Thanom s'était tenu à l'écart et avait disparu après avoir récupéré une bonne partie de ses avoirs saisis dans l'anonymat. Il a évité les projecteurs et est délibérément resté en dehors de la politique. Il est décédé le 16 juin 2004 au bureau général de Bangkok. Ses frais médicaux étaient à la charge du roi. La reine Sirkit a rendu les honneurs au nom de son mari lors de la cérémonie de crémation de Thanom. Son urne a été exposée, ainsi que ses nombreuses récompenses nationales et étrangères, dont sa Grand-Croix néerlandaise de l'Ordre d'Orange-Nassau et le ruban de Grand Officier de l'Ordre belge de Léopold Ier….

5 réponses à “Généraux qui régnaient : Thanom Kittikachorn”

  1. Tino Kuis dit

    Excellente histoire encore Lung Jan.

    Une petite correction dans cette phrase : « Un mouvement ouvert de protestation né dans les universités s'est transformé au cours de l'année 1974 en un mouvement de masse qui a amené plus d'un demi-million de manifestants dans les rues de Bangkok à partir du 9 octobre ». 1974 doit être 1973.

    Quand est le tour du général Prayut Chan-ocha ?

  2. Rob V. dit

    Cher Lung Jan, le 9 octobre 1974 est une faute de frappe, cela doit bien sûr être 1973. Il y a eu de grandes manifestations entre le 9 octobre et le 14 octobre, voir par exemple la pièce « La révolte du 14 octobre 1973, un documentaire ». Et dans les années 60 et 70, il s'est passé bien des choses désagréables, en effet, entre autres, pour exterminer les "communistes". Un exemple concret est, par exemple, les meurtres au tambour rouge, au cours desquels des milliers de civils ont été brûlés vifs dans des barils de pétrole. Effroyable. Malgré cette effusion de sang écœurante, les auteurs parviennent à récolter les belles médailles nécessaires et le prestige/honneur... Incompréhensible.

  3. chris dit

    Outre cette historiographie, la question est - à mon sens - intéressante de savoir comment les militaires, soutenus ou non en sous-main par la monarchie ou certains membres de celle-ci, ont pu exercer leur influence (depuis si longtemps). Il n'y a pas que des "mauvais" soldats thaïlandais, bien que le lecteur de Thaiandblog puisse parfois avoir cette impression.
    Il y a certainement place à la nuance.
    Voir la carrière du général Chavalit (ancien commandant en chef, ancien vice-premier ministre et ancien premier ministre) qui est toujours (en retrait) actif en politique et dans l'opposition.

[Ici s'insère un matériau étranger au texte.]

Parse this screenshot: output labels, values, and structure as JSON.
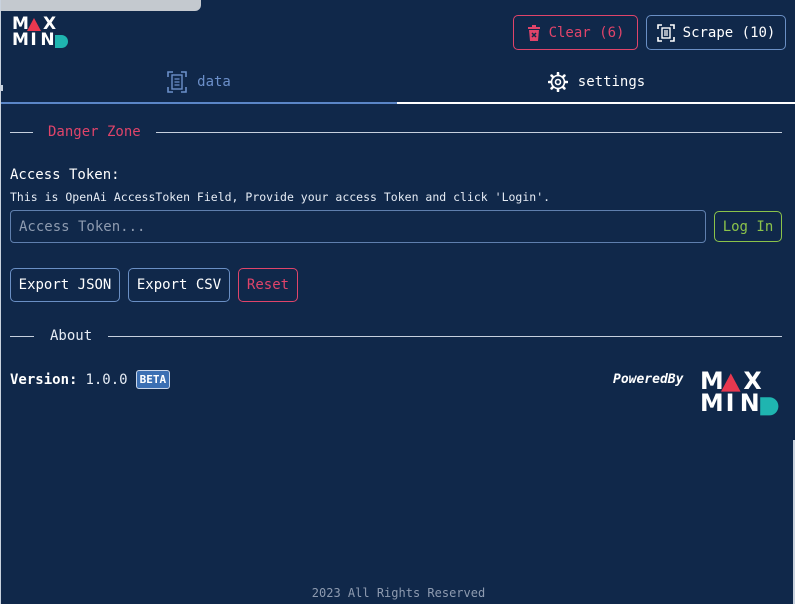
{
  "brand": {
    "logo_line1": [
      "M",
      "X"
    ],
    "logo_line2": [
      "M",
      "I",
      "N"
    ],
    "logo_text": "MAX MIND",
    "colors": {
      "background": "#10284a",
      "danger": "#e0446a",
      "accent": "#5b86c7",
      "success": "#8bc34a",
      "logo_red": "#e8384f",
      "logo_teal": "#1fb5b0"
    }
  },
  "header": {
    "clear_label": "Clear (6)",
    "clear_icon": "trash-icon",
    "scrape_label": "Scrape (10)",
    "scrape_icon": "scan-document-icon"
  },
  "tabs": [
    {
      "label": "data",
      "icon": "document-scan-icon",
      "active": false
    },
    {
      "label": "settings",
      "icon": "gear-icon",
      "active": true
    }
  ],
  "danger_zone": {
    "title": "Danger Zone",
    "token_label": "Access Token:",
    "token_help": "This is OpenAi AccessToken Field, Provide your access Token and click 'Login'.",
    "token_placeholder": "Access Token...",
    "token_value": "",
    "login_label": "Log In",
    "export_json_label": "Export JSON",
    "export_csv_label": "Export CSV",
    "reset_label": "Reset"
  },
  "about": {
    "title": "About",
    "version_key": "Version:",
    "version_value": "1.0.0",
    "badge": "BETA",
    "powered_by": "PoweredBy"
  },
  "footer": {
    "text": "2023 All Rights Reserved"
  }
}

    https://en.wikipedia.org/wiki/Chavalit_Yongchaiyudh

    • Poumon janvier dit

      C'est tout à fait vrai Chris, mais dans cette série je voulais juste mettre en avant un certain nombre de personnalités qui ont clairement marqué de leur empreinte les tenants et les aboutissants politiques et administratifs au Pays du Sourire. Dommage, mais malheureusement la plupart d'entre eux n'avaient pas vraiment de traits sympathiques… Tout comme ceux qui les dirigeaient depuis le fond….

  4. Tino Kuis dit

    Citation:

    "En plus de cette historiographie, la question est - à mon avis - intéressante de savoir comment les militaires, soutenus ou non secrètement par la monarchie ou certains membres de celle-ci, ont pu exercer leur influence (pendant si longtemps)."

    La raison de l'influence de longue date de l'armée a fait l'objet de recherches approfondies, Chris. En bref : c'est l'alliance MMMM : monarchie, soldats, moines et argent. Rien ne peut battre ça.

    Bien sûr, il y a aussi de bons soldats, des moines et des capitalistes, mais pas assez.